Common Mistakes That Speed Up Myopia Progression
- Delaying treatment because "the prescription is small." Myopia progresses fastest in younger children. Early intervention, including myopia control options like ortho-K lenses or atropine drops, works better when started earlier.
- Assuming glasses will make eyes "dependent" on them. This is a widespread myth. Glasses don't weaken eyes uncorrected myopia does, by increasing eye strain and study-related near-work demands.
- Buying glasses without a proper refraction test. Ready-made glasses from a pharmacy cannot account for individual differences in eye parameters like axis and pupillary distance.
- Not having children's prescriptions checked annually. Myopia progresses quickly during school years a prescription from two years ago is often already outdated.
- Ignoring headaches, squinting, or complaints about seeing the board. These are the classic early signs of myopia in children, and they're frequently dismissed as "tiredness" or "just a phase."
Final Thoughts
The reasons for myopia in India are converging rapidly genetics, intensive academics, screen exposure, insufficient outdoor time, and urban environments are combining to create a genuine public health challenge.

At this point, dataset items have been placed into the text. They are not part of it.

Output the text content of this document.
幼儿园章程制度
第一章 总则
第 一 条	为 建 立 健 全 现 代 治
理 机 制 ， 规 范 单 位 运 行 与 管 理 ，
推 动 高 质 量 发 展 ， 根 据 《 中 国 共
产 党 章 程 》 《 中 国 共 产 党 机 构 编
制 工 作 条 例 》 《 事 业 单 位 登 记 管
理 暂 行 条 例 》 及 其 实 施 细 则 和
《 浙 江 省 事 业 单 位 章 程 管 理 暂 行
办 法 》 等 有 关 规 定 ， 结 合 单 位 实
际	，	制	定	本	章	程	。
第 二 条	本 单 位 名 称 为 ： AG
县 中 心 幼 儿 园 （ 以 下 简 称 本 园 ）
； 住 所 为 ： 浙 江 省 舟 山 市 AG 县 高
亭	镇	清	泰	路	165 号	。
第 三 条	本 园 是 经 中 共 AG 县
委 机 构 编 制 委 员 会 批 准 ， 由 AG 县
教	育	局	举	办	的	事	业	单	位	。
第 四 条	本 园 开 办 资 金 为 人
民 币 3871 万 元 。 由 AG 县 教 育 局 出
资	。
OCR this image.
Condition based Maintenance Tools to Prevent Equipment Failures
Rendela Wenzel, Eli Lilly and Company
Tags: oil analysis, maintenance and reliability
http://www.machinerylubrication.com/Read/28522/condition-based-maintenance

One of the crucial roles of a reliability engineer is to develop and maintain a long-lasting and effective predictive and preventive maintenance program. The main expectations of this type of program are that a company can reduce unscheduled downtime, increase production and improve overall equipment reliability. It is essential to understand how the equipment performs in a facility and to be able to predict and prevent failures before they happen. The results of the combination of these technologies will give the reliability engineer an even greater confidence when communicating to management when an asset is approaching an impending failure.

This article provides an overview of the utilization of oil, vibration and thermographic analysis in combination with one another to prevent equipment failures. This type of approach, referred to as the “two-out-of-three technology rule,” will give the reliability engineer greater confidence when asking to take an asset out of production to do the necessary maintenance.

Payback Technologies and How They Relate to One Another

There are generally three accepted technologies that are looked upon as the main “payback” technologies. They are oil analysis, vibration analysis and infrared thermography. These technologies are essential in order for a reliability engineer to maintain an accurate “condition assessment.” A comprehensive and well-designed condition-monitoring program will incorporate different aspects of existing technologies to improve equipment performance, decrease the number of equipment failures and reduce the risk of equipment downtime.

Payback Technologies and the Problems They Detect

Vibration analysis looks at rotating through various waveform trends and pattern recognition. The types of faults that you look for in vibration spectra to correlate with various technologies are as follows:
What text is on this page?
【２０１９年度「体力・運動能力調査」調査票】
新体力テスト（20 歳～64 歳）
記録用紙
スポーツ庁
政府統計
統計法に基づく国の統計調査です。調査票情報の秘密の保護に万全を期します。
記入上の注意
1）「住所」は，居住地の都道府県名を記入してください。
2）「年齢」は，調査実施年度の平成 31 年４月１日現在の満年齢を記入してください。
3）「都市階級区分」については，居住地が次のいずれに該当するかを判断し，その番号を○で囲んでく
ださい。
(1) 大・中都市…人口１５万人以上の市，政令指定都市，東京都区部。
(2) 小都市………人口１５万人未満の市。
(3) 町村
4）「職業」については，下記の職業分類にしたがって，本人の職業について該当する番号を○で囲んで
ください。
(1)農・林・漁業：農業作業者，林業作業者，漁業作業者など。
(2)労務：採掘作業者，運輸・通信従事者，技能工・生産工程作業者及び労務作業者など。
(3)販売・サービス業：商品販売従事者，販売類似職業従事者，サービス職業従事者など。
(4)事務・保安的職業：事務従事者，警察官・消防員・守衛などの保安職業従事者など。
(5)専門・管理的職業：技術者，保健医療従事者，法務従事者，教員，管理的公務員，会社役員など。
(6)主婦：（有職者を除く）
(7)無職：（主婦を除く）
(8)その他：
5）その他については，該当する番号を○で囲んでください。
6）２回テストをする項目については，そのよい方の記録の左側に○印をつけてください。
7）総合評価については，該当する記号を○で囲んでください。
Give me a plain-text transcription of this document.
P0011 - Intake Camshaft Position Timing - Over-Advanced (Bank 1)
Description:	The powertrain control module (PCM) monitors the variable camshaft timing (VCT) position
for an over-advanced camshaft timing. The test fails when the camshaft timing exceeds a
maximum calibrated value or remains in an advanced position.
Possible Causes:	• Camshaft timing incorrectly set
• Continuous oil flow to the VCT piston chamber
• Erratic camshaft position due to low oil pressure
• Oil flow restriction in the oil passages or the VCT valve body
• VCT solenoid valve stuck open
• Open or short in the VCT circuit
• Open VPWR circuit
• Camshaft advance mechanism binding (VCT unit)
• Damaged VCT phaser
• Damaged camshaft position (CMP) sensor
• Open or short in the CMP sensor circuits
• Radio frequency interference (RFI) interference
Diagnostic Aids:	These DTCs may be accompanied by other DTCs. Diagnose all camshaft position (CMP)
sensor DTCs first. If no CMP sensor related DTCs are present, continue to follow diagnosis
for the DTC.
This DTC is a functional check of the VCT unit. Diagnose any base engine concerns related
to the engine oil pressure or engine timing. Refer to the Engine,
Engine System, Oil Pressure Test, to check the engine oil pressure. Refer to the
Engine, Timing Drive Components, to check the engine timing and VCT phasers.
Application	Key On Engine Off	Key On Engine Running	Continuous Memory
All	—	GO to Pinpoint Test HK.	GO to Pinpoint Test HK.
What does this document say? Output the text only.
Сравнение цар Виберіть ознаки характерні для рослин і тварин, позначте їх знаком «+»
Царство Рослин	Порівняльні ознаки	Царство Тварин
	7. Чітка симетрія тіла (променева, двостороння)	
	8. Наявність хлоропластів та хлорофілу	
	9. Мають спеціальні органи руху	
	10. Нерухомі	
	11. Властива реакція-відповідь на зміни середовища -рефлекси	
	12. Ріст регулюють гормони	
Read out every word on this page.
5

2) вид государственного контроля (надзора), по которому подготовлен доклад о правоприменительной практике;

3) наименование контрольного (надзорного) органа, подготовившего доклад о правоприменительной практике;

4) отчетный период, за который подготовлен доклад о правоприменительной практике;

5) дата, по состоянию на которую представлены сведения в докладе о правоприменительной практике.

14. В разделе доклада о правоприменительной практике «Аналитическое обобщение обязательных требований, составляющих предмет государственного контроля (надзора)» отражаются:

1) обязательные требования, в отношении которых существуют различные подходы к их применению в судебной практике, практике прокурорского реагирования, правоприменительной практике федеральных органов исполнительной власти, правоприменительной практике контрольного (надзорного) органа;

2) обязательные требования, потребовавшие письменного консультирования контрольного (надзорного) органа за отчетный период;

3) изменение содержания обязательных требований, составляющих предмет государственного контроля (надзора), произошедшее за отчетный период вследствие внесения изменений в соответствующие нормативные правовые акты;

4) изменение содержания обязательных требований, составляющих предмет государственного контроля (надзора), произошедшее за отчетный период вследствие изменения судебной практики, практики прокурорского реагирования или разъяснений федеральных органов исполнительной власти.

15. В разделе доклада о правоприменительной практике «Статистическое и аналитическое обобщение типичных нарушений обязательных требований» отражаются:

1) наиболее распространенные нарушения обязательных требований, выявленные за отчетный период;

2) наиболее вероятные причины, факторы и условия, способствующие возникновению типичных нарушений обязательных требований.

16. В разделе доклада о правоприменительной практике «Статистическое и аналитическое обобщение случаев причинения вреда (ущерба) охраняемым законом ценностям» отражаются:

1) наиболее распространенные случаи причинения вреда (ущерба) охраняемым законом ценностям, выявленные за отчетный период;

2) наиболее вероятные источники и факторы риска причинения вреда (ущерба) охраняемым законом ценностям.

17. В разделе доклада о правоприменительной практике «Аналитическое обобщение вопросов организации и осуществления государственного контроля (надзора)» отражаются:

What makes this different from most eye conditions is that the window for effective intervention is narrow. Myopia progresses fastest during childhood and early adolescence, and the choices made during these years largely determine the final prescription a person carries for life.
The most important first step is simple: a comprehensive eye examination. Children who haven't been tested recently, who squint at the board, or who hold their phones unusually close need to be seen by an ophthalmologist, not a general physician or a pharmacy optician.